Se va a ver, por un vistazo general sobre la doctrina del autor, donde cada
uno de sus escritos ofrecerá un punto de vista particular, que no
es asombroso que espíritus extraviados por la pasión, o entregados
a los errores de los sentidos, no hayan podido entenderlo ni saborearlo.
Pero está permitido creer que a medida que las ideas morales y los
sentimientos religiosos renacidos se simplifiquen purificándose por
la influencia de una más amplia cultura del espíritu, se sentirá
la necesidad de oponer un espiritualismo encendido y razonable a esta tendencia
de las ciencias naturales hacia un materialismo que asigna a los órganos
físicos facultades y funciones, y que hace, de agentes pasivos y
ciegos, el principio de la actividad y la inteligencia.

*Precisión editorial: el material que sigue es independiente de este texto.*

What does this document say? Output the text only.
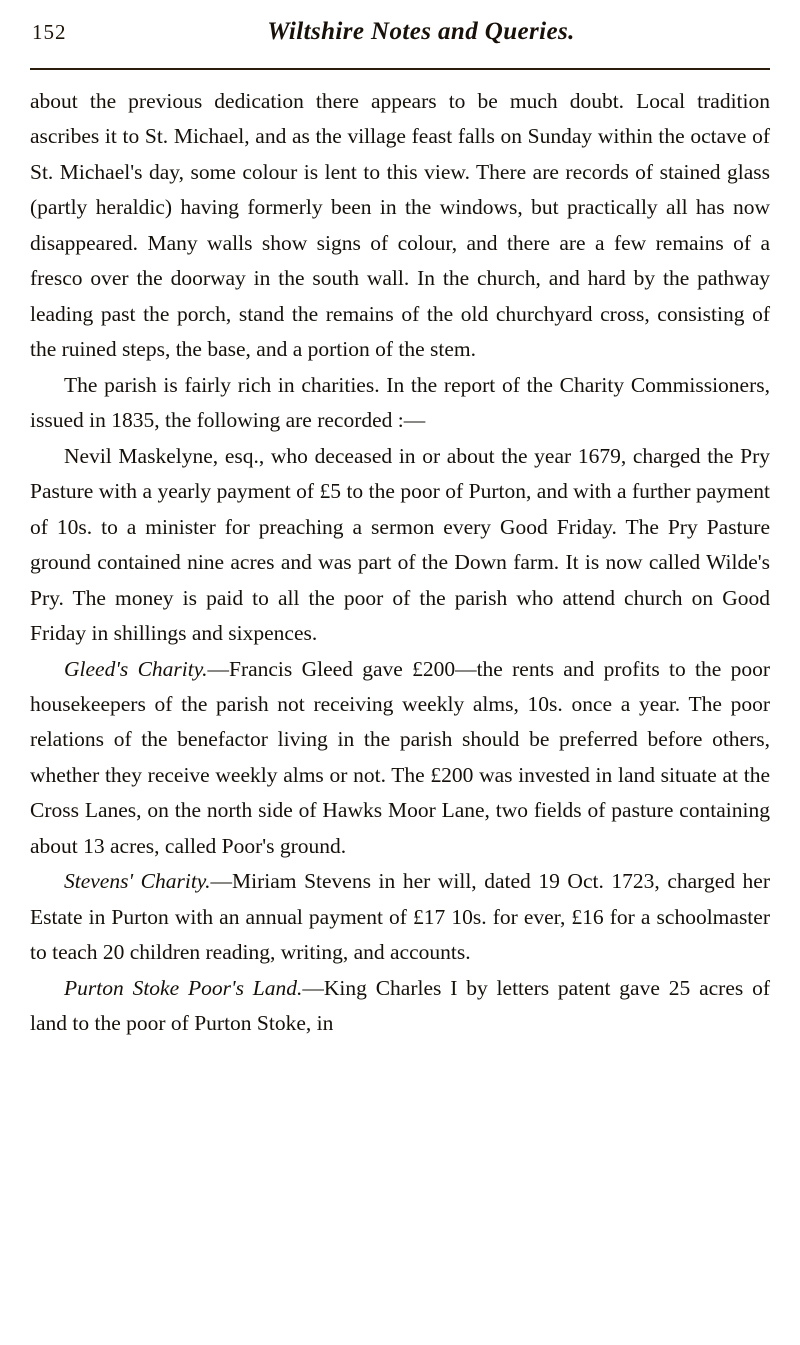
152	Wiltshire Notes and Queries.

about the previous dedication there appears to be much doubt. Local tradition ascribes it to St. Michael, and as the village feast falls on Sunday within the octave of St. Michael's day, some colour is lent to this view. There are records of stained glass (partly heraldic) having formerly been in the windows, but practically all has now disappeared. Many walls show signs of colour, and there are a few remains of a fresco over the doorway in the south wall. In the church, and hard by the pathway leading past the porch, stand the remains of the old churchyard cross, consisting of the ruined steps, the base, and a portion of the stem.

The parish is fairly rich in charities. In the report of the Charity Commissioners, issued in 1835, the following are recorded :—

Nevil Maskelyne, esq., who deceased in or about the year 1679, charged the Pry Pasture with a yearly payment of £5 to the poor of Purton, and with a further payment of 10s. to a minister for preaching a sermon every Good Friday. The Pry Pasture ground contained nine acres and was part of the Down farm. It is now called Wilde's Pry. The money is paid to all the poor of the parish who attend church on Good Friday in shillings and sixpences.

Gleed's Charity.—Francis Gleed gave £200—the rents and profits to the poor housekeepers of the parish not receiving weekly alms, 10s. once a year. The poor relations of the benefactor living in the parish should be preferred before others, whether they receive weekly alms or not. The £200 was invested in land situate at the Cross Lanes, on the north side of Hawks Moor Lane, two fields of pasture containing about 13 acres, called Poor's ground.

Stevens' Charity.—Miriam Stevens in her will, dated 19 Oct. 1723, charged her Estate in Purton with an annual payment of £17 10s. for ever, £16 for a schoolmaster to teach 20 children reading, writing, and accounts.

Purton Stoke Poor's Land.—King Charles I by letters patent gave 25 acres of land to the poor of Purton Stoke, in
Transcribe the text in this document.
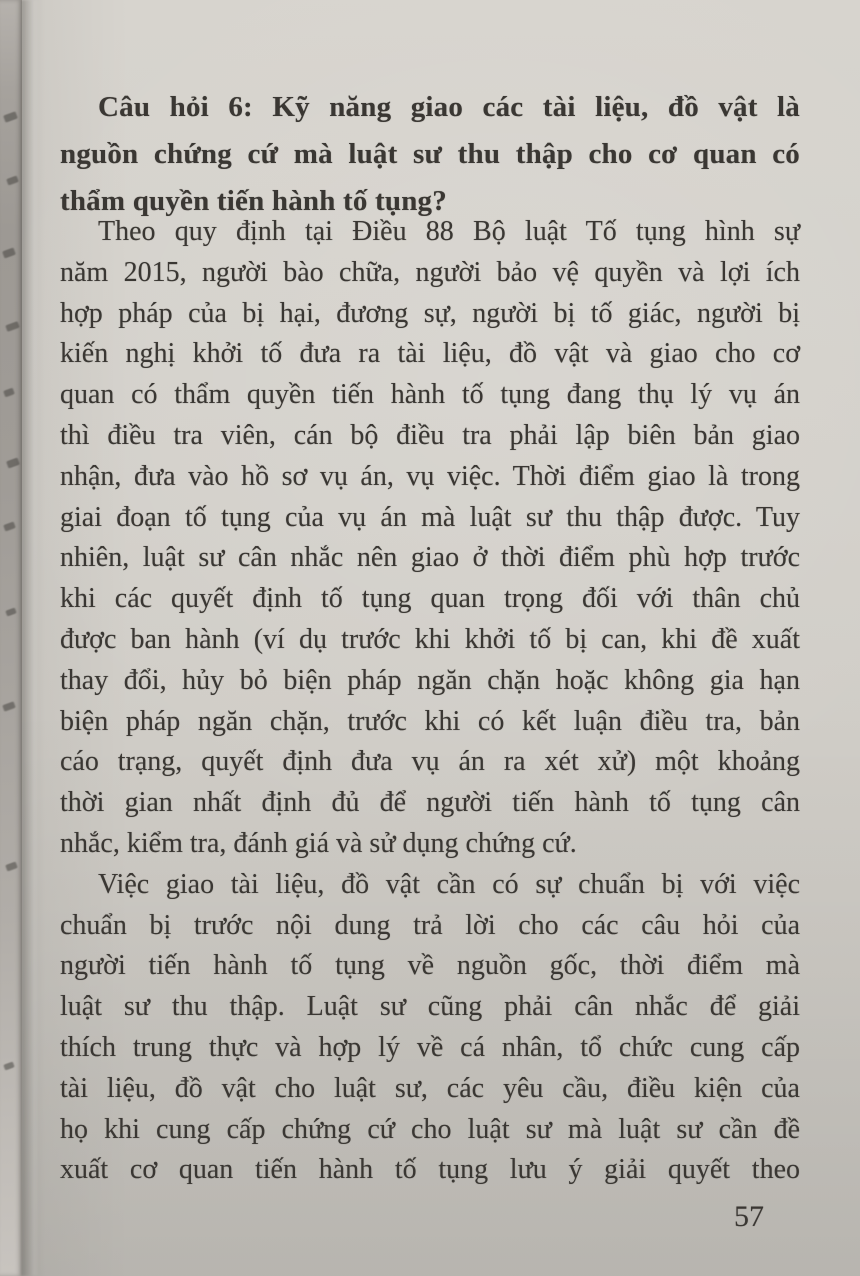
Câu hỏi 6: Kỹ năng giao các tài liệu, đồ vật là
nguồn chứng cứ mà luật sư thu thập cho cơ quan có
thẩm quyền tiến hành tố tụng?
Theo quy định tại Điều 88 Bộ luật Tố tụng hình sự
năm 2015, người bào chữa, người bảo vệ quyền và lợi ích
hợp pháp của bị hại, đương sự, người bị tố giác, người bị
kiến nghị khởi tố đưa ra tài liệu, đồ vật và giao cho cơ
quan có thẩm quyền tiến hành tố tụng đang thụ lý vụ án
thì điều tra viên, cán bộ điều tra phải lập biên bản giao
nhận, đưa vào hồ sơ vụ án, vụ việc. Thời điểm giao là trong
giai đoạn tố tụng của vụ án mà luật sư thu thập được. Tuy
nhiên, luật sư cân nhắc nên giao ở thời điểm phù hợp trước
khi các quyết định tố tụng quan trọng đối với thân chủ
được ban hành (ví dụ trước khi khởi tố bị can, khi đề xuất
thay đổi, hủy bỏ biện pháp ngăn chặn hoặc không gia hạn
biện pháp ngăn chặn, trước khi có kết luận điều tra, bản
cáo trạng, quyết định đưa vụ án ra xét xử) một khoảng
thời gian nhất định đủ để người tiến hành tố tụng cân
nhắc, kiểm tra, đánh giá và sử dụng chứng cứ.
Việc giao tài liệu, đồ vật cần có sự chuẩn bị với việc
chuẩn bị trước nội dung trả lời cho các câu hỏi của
người tiến hành tố tụng về nguồn gốc, thời điểm mà
luật sư thu thập. Luật sư cũng phải cân nhắc để giải
thích trung thực và hợp lý về cá nhân, tổ chức cung cấp
tài liệu, đồ vật cho luật sư, các yêu cầu, điều kiện của
họ khi cung cấp chứng cứ cho luật sư mà luật sư cần đề
xuất cơ quan tiến hành tố tụng lưu ý giải quyết theo
57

Las obras de Saint-Martin tienen por objeto, no solamente explicar la naturaleza
a través del hombre, sino también volver a traer todos nuestros
conocimientos al Principio em donde el espíritu humano puede convertirse
en el centro. La naturaleza actual, decaída y dividida consigo misma
y con el hombre, conserva sin embargo en sus leyes, así como el hombre
en varias de sus facultades, una disposición a reingresar en la unidad
original. Por esta doble relación, la naturaleza se pone en armonía
con el hombre, así como el hombre se coordina con su Principio. De
allí sigue que el nosce te ipsum debe abarcarse en la idea del mí,
el concepto del mí racional y del mí espiritual. Este conocimiento
no es pues la simple teoría de un tipo o sujeto de nuestras ideas,
que Platón concluye del concepto de arquetipo, extraída ella
misma de las ideas de unidad y del objeto. Descartes y Leibniz descienden
también, por una idea común, del abstracto al sensible, pero
después de haberse elevado del sujeto al objeto, el primero vía
concepción, el segundo por vía de la percepción. Kant,
no superando el límite de lo sensible, separa el objeto abstracto
del sujeto, y lo deja en el rango de los conceptos generales cuya su razón
intuitiva no puede dar cuenta. Según Saint-Martin, el hombre, tomado
por sujeto, simplemente no concibe ni percibe el objeto abstracto de su
pensamiento: él recibe, pero de una otra fuente que la de las impresiones
sensibles (véase a continuación, Bibliografía, n°
II). Además, el hombre que se recoge, y se hace abnegado, por su
voluntad, de todas las cosas exteriores, opera y obtiene el conocimiento
íntimo del Principio incluso del pensamiento o la palabra, es decir,
de su Prototipo, o del Verbo, del cual es originariamente la imagen y el
tipo. El Ser divino se revela así al espíritu del hombre;
y, al mismo tiempo, se manifiestan los conocimientos que están en
relación con nosotros mismos y con la naturaleza de las cosas. Es
a esta naturaleza original, donde el hombre se encontraba en armonía
con su Principio, que debe tender, por su obra y su deseo, reuniendo su
voluntad a la del Reparador. Entonces, la imagen divina se reforma, el alma
humana se regenera, las bellezas del orden se descubren, y se restablece
la comunicación entre Dios y el hombre. Se ve, según esta
reseña de la doctrina de Saint-Martin, que el espiritualismo, cuya
vía en primer lugar le había sido abierta por Pasqually, y
a continuación se había nivelado por Jacob Boehme, no era
ya la ciencia simplemente de los espíritus, sino la de Dios. Las
místicas de la Edad Media y aquella de la escuela de Fénelon,
al unirse por la contemplación a su Principio seguían la doctrina
de su maestro Rusbrock, estando absorbidas en Dios por el afecto. He aquí
una puerta más elevada: no es solamente la facultad afectiva, es
la facultad intelectual, que conoce en ella su Principio divino, y por ella,
el modelo de esta naturaleza que Malebranche veía no activamente
en sí mismo, pero especulativamente en Dios, y donde Saint-Martin
descubre el tipo en su ser interior por una operación activa y espiritual,
que es la semilla del conocimiento. Es hacia este objetivo que las obras
del autor, en el orden de su composición, parecen dirigirse, señalando
progresivamente, por la ruta que siguió, que se puede seguir en la
misma carrera. Considerado en primer lugar como autor, y en seguida como
traductor, uno no es más que la prolongación o el complemento
del otro, toda vez que es el mismo espíritu.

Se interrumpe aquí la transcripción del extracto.